Acceptance and Commitment Therapy has a total of six treatment aspects, collectively called psychological flexibility. The higher a person’s psychological flexibility, the more capable he or she is of being fully aware of the current environment and one’s own psychological condition, experiencing the things to be faced openly, and guiding one’s behavior with values, and thus the higher the quality of life.

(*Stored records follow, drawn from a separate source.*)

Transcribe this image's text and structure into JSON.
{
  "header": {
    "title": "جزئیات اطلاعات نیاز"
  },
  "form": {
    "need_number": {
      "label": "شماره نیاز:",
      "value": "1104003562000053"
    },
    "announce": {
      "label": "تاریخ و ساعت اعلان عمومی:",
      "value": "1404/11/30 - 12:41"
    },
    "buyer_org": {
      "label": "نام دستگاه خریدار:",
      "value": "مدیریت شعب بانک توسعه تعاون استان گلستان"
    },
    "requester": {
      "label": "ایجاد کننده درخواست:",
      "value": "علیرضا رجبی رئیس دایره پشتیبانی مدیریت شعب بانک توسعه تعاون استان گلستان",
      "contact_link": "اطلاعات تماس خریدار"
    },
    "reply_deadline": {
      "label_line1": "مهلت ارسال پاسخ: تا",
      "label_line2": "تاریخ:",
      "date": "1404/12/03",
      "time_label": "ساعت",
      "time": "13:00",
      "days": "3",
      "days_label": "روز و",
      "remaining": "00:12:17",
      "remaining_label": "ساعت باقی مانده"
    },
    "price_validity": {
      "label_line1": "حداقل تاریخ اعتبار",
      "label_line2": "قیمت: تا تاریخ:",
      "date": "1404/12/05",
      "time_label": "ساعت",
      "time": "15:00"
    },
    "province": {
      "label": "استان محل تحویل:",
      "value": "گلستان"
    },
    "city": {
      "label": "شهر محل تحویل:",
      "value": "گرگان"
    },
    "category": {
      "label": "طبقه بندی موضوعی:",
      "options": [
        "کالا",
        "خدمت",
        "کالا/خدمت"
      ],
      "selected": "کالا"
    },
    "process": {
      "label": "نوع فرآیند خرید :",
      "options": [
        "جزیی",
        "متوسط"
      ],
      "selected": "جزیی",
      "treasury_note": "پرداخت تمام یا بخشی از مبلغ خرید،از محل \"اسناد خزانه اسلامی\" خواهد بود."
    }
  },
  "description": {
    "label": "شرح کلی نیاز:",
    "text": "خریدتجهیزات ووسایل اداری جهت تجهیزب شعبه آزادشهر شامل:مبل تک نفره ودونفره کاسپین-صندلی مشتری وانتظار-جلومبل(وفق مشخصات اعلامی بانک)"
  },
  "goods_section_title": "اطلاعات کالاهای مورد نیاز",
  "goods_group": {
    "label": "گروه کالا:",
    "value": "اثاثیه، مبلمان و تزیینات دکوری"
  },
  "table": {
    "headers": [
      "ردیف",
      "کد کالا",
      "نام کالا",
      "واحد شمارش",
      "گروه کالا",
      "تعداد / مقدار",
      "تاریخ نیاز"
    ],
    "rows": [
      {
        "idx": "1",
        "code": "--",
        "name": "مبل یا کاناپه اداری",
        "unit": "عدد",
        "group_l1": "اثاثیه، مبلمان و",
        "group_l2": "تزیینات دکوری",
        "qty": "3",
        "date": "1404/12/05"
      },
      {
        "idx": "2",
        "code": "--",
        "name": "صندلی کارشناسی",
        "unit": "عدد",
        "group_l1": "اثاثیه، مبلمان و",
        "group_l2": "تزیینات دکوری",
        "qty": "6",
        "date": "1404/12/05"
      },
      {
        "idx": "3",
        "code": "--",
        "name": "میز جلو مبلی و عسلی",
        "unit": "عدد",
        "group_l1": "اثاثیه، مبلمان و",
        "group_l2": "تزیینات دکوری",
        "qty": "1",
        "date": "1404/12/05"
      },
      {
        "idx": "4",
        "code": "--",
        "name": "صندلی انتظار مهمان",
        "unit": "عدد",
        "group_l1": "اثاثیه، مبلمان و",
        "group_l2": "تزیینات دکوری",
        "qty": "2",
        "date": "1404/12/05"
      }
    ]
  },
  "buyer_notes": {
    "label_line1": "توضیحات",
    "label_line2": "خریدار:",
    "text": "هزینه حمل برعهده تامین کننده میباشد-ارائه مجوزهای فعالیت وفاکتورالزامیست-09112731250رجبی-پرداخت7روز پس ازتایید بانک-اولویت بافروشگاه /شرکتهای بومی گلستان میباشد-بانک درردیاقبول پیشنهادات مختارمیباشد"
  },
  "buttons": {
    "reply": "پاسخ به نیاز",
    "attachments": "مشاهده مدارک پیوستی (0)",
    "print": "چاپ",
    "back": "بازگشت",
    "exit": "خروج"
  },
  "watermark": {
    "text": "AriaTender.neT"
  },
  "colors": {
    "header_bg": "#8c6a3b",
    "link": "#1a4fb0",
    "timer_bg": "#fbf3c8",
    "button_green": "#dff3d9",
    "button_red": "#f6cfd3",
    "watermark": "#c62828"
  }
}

  1. Contact with the present moment
    Flexibly focus attention on current experiences, narrow or broaden the scope of focus, and maintain or shift the target of focus according to different situations. This is to allow yourself to fully and consciously connect with the environment and inner soul you are in at the moment, and be fully immersed in the present moment.
  2. Cognitive defusion
    Learn to step back and think, and separate yourself from thoughts, images, and memories. We watch ourselves think without getting entangled in our thoughts. We can treat our thoughts as just those thoughts, just some images and words, and let them guide us instead of controlling us.
  3. Acceptance
    Look at it with an open attitude and make space in your mind for some unwanted inner experiences (private experiences), such as thoughts, feelings, emotions, memories, impulses, images, and perceptions. Allow them to come and go and stay freely without confrontation. and escape them.
  4. Self-as-context
    Be aware that there is a supernatural consciousness within you that remains unchanged and is not affected by thoughts, emotions, and memories that come and go. At any time, we can use this awareness to pay attention to our thoughts, perceptions, and actions.
  5. Values
    What do you want to hold on to in this life? What do you want to do in the limited time you have? How do you want to treat yourself, others, and the world you live in? Values ​​are like a compass, always giving us direction in our words and deeds.
  6. Committed action
    Set specific and feasible short, medium and long-term goals based on values ​​and implement them. These actions in line with values ​​include physical and mental activities. Only by committing to applying values ​​in our daily actions can life be meaningful.

    When we encounter negative life situations, thoughts, and emotions, we can first “unhook” them by accepting the present moment and using ourselves as the context, then use cognitive decoupling and acceptance techniques, and finally connect with our own values ​​to choose Corresponding behaviors can reduce the impact and impact of negative thoughts and emotions on the body and mind.

    If your negative feelings persist for a long time and affect your daily life, consider seeking professional help to overcome the difficulties more effectively.